Prior's Journal: March 21-April 10, 2010

Holy Week Reflections: Mountain roads are great for the view. Sometimes you can go to the same scenic overlook you’ve visited many times before, but it’s a different view with every visit. I think that is often the way it is with Holy Week although of course its far more than simply being a sight seer! Except for Palm Sunday, the weather was certainly more cooperative this year. As people entered into the powerful liturgies of the Triduum they could ponder what they heard and saw with a quiet walk outdoors. The long wait and preparation during lent brought us to the point of sharpened awareness and a deep hunger for the message meant for us this year.

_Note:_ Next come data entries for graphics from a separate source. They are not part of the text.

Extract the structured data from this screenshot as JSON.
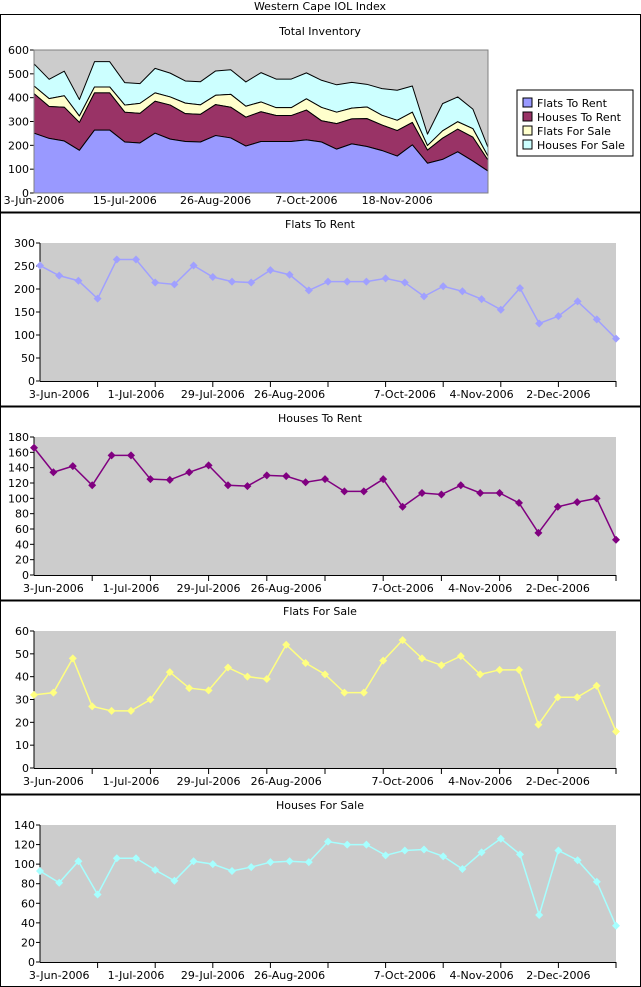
{
  "page_title": "Western Cape IOL Index",
  "colors": {
    "flats_to_rent": "#9999ff",
    "houses_to_rent": "#993366",
    "flats_for_sale": "#ffffcc",
    "houses_for_sale": "#ccffff",
    "plot_bg": "#cccccc",
    "flats_to_rent_line": "#a0a0ff",
    "houses_to_rent_line": "#800080",
    "flats_for_sale_line": "#ffff80",
    "houses_for_sale_line": "#a6ffff"
  },
  "chart_data": [
    {
      "type": "area",
      "stacked": true,
      "title": "Total Inventory",
      "ylim": [
        0,
        600
      ],
      "yticks": [
        0,
        100,
        200,
        300,
        400,
        500,
        600
      ],
      "x_tick_labels": [
        {
          "index": 0,
          "label": "3-Jun-2006"
        },
        {
          "index": 6,
          "label": "15-Jul-2006"
        },
        {
          "index": 12,
          "label": "26-Aug-2006"
        },
        {
          "index": 18,
          "label": "7-Oct-2006"
        },
        {
          "index": 24,
          "label": "18-Nov-2006"
        }
      ],
      "legend_position": "right",
      "series": [
        {
          "name": "Flats To Rent",
          "values": [
            251,
            229,
            218,
            179,
            264,
            264,
            214,
            210,
            251,
            226,
            216,
            214,
            241,
            231,
            197,
            216,
            216,
            216,
            223,
            214,
            184,
            206,
            195,
            178,
            155,
            202,
            125,
            141,
            173,
            134,
            92
          ]
        },
        {
          "name": "Houses To Rent",
          "values": [
            166,
            134,
            142,
            117,
            156,
            156,
            125,
            124,
            134,
            143,
            117,
            116,
            130,
            129,
            121,
            125,
            109,
            109,
            125,
            89,
            107,
            105,
            117,
            107,
            107,
            94,
            55,
            89,
            95,
            100,
            46
          ]
        },
        {
          "name": "Flats For Sale",
          "values": [
            32,
            33,
            48,
            27,
            25,
            25,
            30,
            42,
            35,
            34,
            44,
            40,
            39,
            54,
            46,
            41,
            33,
            33,
            47,
            56,
            48,
            45,
            49,
            41,
            43,
            43,
            19,
            31,
            31,
            36,
            16
          ]
        },
        {
          "name": "Houses For Sale",
          "values": [
            93,
            81,
            103,
            69,
            106,
            106,
            94,
            83,
            103,
            100,
            93,
            97,
            102,
            103,
            102,
            123,
            120,
            120,
            109,
            114,
            115,
            108,
            95,
            112,
            126,
            110,
            48,
            114,
            104,
            82,
            37
          ]
        }
      ]
    },
    {
      "type": "line",
      "title": "Flats To Rent",
      "ylim": [
        0,
        300
      ],
      "yticks": [
        0,
        50,
        100,
        150,
        200,
        250,
        300
      ],
      "x_tick_labels": [
        {
          "index": 1,
          "label": "3-Jun-2006"
        },
        {
          "index": 5,
          "label": "1-Jul-2006"
        },
        {
          "index": 9,
          "label": "29-Jul-2006"
        },
        {
          "index": 13,
          "label": "26-Aug-2006"
        },
        {
          "index": 19,
          "label": "7-Oct-2006"
        },
        {
          "index": 23,
          "label": "4-Nov-2006"
        },
        {
          "index": 27,
          "label": "2-Dec-2006"
        }
      ],
      "values": [
        251,
        229,
        218,
        179,
        264,
        264,
        214,
        210,
        251,
        226,
        216,
        214,
        241,
        231,
        197,
        216,
        216,
        216,
        223,
        214,
        184,
        206,
        195,
        178,
        155,
        202,
        125,
        141,
        173,
        134,
        92
      ]
    },
    {
      "type": "line",
      "title": "Houses To Rent",
      "ylim": [
        0,
        180
      ],
      "yticks": [
        0,
        20,
        40,
        60,
        80,
        100,
        120,
        140,
        160,
        180
      ],
      "x_tick_labels": [
        {
          "index": 1,
          "label": "3-Jun-2006"
        },
        {
          "index": 5,
          "label": "1-Jul-2006"
        },
        {
          "index": 9,
          "label": "29-Jul-2006"
        },
        {
          "index": 13,
          "label": "26-Aug-2006"
        },
        {
          "index": 19,
          "label": "7-Oct-2006"
        },
        {
          "index": 23,
          "label": "4-Nov-2006"
        },
        {
          "index": 27,
          "label": "2-Dec-2006"
        }
      ],
      "values": [
        166,
        134,
        142,
        117,
        156,
        156,
        125,
        124,
        134,
        143,
        117,
        116,
        130,
        129,
        121,
        125,
        109,
        109,
        125,
        89,
        107,
        105,
        117,
        107,
        107,
        94,
        55,
        89,
        95,
        100,
        46
      ]
    },
    {
      "type": "line",
      "title": "Flats For Sale",
      "ylim": [
        0,
        60
      ],
      "yticks": [
        0,
        10,
        20,
        30,
        40,
        50,
        60
      ],
      "x_tick_labels": [
        {
          "index": 1,
          "label": "3-Jun-2006"
        },
        {
          "index": 5,
          "label": "1-Jul-2006"
        },
        {
          "index": 9,
          "label": "29-Jul-2006"
        },
        {
          "index": 13,
          "label": "26-Aug-2006"
        },
        {
          "index": 19,
          "label": "7-Oct-2006"
        },
        {
          "index": 23,
          "label": "4-Nov-2006"
        },
        {
          "index": 27,
          "label": "2-Dec-2006"
        }
      ],
      "values": [
        32,
        33,
        48,
        27,
        25,
        25,
        30,
        42,
        35,
        34,
        44,
        40,
        39,
        54,
        46,
        41,
        33,
        33,
        47,
        56,
        48,
        45,
        49,
        41,
        43,
        43,
        19,
        31,
        31,
        36,
        16
      ]
    },
    {
      "type": "line",
      "title": "Houses For Sale",
      "ylim": [
        0,
        140
      ],
      "yticks": [
        0,
        20,
        40,
        60,
        80,
        100,
        120,
        140
      ],
      "x_tick_labels": [
        {
          "index": 1,
          "label": "3-Jun-2006"
        },
        {
          "index": 5,
          "label": "1-Jul-2006"
        },
        {
          "index": 9,
          "label": "29-Jul-2006"
        },
        {
          "index": 13,
          "label": "26-Aug-2006"
        },
        {
          "index": 19,
          "label": "7-Oct-2006"
        },
        {
          "index": 23,
          "label": "4-Nov-2006"
        },
        {
          "index": 27,
          "label": "2-Dec-2006"
        }
      ],
      "values": [
        93,
        81,
        103,
        69,
        106,
        106,
        94,
        83,
        103,
        100,
        93,
        97,
        102,
        103,
        102,
        123,
        120,
        120,
        109,
        114,
        115,
        108,
        95,
        112,
        126,
        110,
        48,
        114,
        104,
        82,
        37
      ]
    }
  ]
}
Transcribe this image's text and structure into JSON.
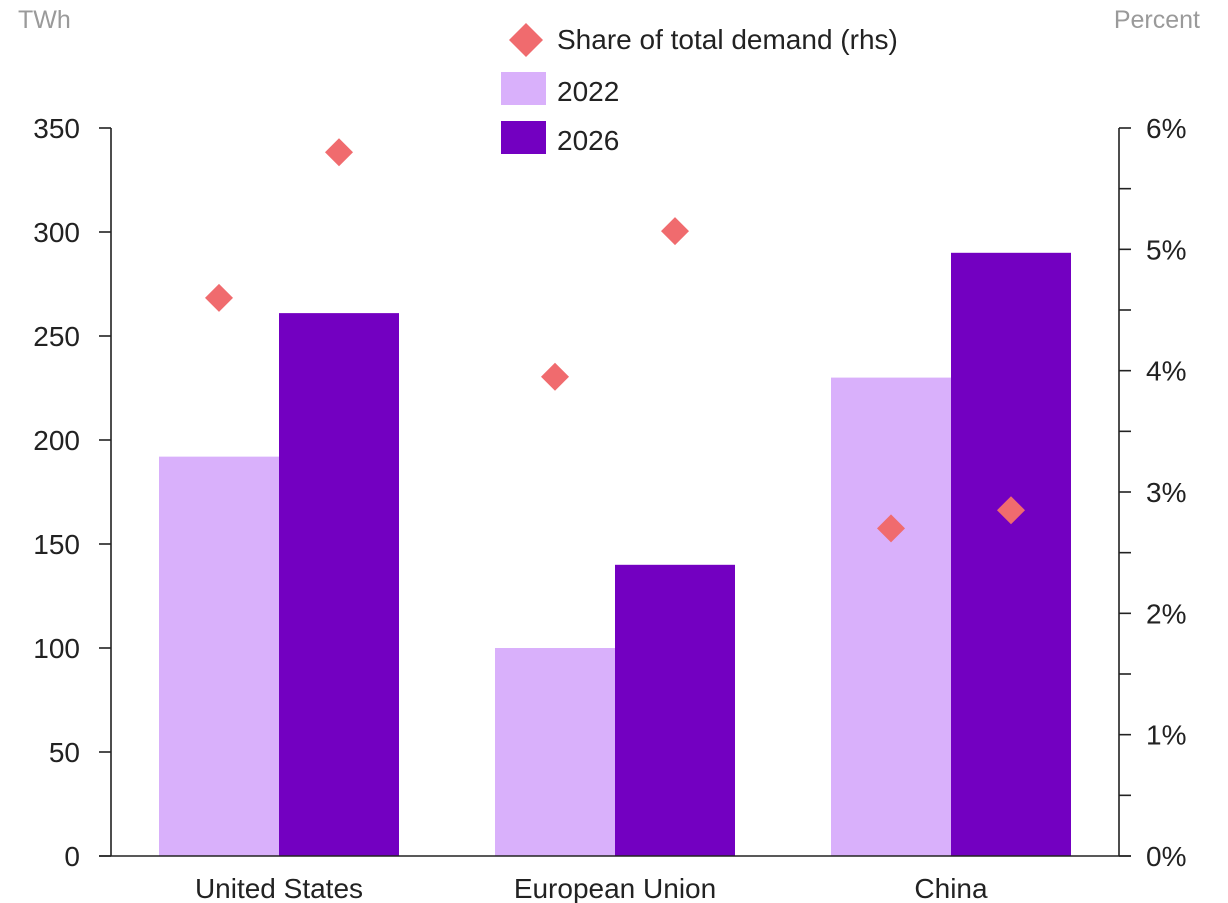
{
  "chart_data": {
    "type": "bar",
    "categories": [
      "United States",
      "European Union",
      "China"
    ],
    "left_axis": {
      "unit": "TWh",
      "range": [
        0,
        350
      ],
      "ticks": [
        0,
        50,
        100,
        150,
        200,
        250,
        300,
        350
      ],
      "tick_labels": [
        "0",
        "50",
        "100",
        "150",
        "200",
        "250",
        "300",
        "350"
      ]
    },
    "right_axis": {
      "unit": "Percent",
      "range": [
        0,
        6
      ],
      "ticks": [
        0,
        0.5,
        1,
        1.5,
        2,
        2.5,
        3,
        3.5,
        4,
        4.5,
        5,
        5.5,
        6
      ],
      "labeled_ticks": [
        0,
        1,
        2,
        3,
        4,
        5,
        6
      ],
      "tick_labels": [
        "0%",
        "1%",
        "2%",
        "3%",
        "4%",
        "5%",
        "6%"
      ]
    },
    "series": [
      {
        "name": "2022",
        "kind": "bar",
        "axis": "left",
        "color": "#d9b0fb",
        "values": [
          192,
          100,
          230
        ]
      },
      {
        "name": "2026",
        "kind": "bar",
        "axis": "left",
        "color": "#7300c1",
        "values": [
          261,
          140,
          290
        ]
      },
      {
        "name": "Share of total demand (rhs)",
        "kind": "scatter",
        "marker": "diamond",
        "axis": "right",
        "color": "#f06b6e",
        "values_2022": [
          4.6,
          3.95,
          2.7
        ],
        "values_2026": [
          5.8,
          5.15,
          2.85
        ]
      }
    ],
    "legend": {
      "placement": "top-center",
      "entries": [
        "Share of total demand (rhs)",
        "2022",
        "2026"
      ]
    },
    "grid": false
  }
}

The liturgy of Holy Thursday spoke to us through the emotions of joy and gratitude in the intimate setting of being with the Lord around the table. This carried over into the awesome experience of reflecting on the Lord washing the feast of his disciples. But the image of total service was then extended to the agonizing limit of death on the Cross

What a contrast going from the full-throated joy of the agape meal to the somber and controlled sorrow of the Passion of Christ and the veneration of the Cross of Jesus on Good Friday. Again the power of symbolism allowed us to go beyond the limitations of words. Venerating the cross as the precious instrument of our salvation allowed us to approach with our own full component of sorrow, gratitude, reverence, and commitment.

One can wonder and also hope that those who are currently suffering the hardships of being homeless due to earthquakes, war, and violence might have someone to stand with them as they participate in the Cross of Christ. The cry of desperation from the Cross continues from the time of Jesus to our own times. Who but our Father in heaven hears them, unless we also stand at the foot of the Cross?

The Easter Vigil as always was the high point of the Sacred Triduum. Gathering in the dark to witness the lighting and blessing of the new fire reached its full meaning when the flame was transferred to the Paschal Candle. We followed the Light of Christ into the dark church as countless others have done through the centuries. We walked through history into the present. The entire liturgy brought us back and forth from the past to the present. The Word of God became ever more clear and focused in the person of Christ who has declared again that He would be with us through the power of his Spirit.

The scene was quite familiar and yet as always different due to the passage of time, people’s experiences, and the working of grace. We’re always happy to have a number of retreatants who join the seminarians and monks for these powerful liturgies. When the sun has arisen on Easter morning and everyone has enjoyed an early morning breakfast we know deep down that Easter has truly happened for another year. It’s the same place but the scene is different!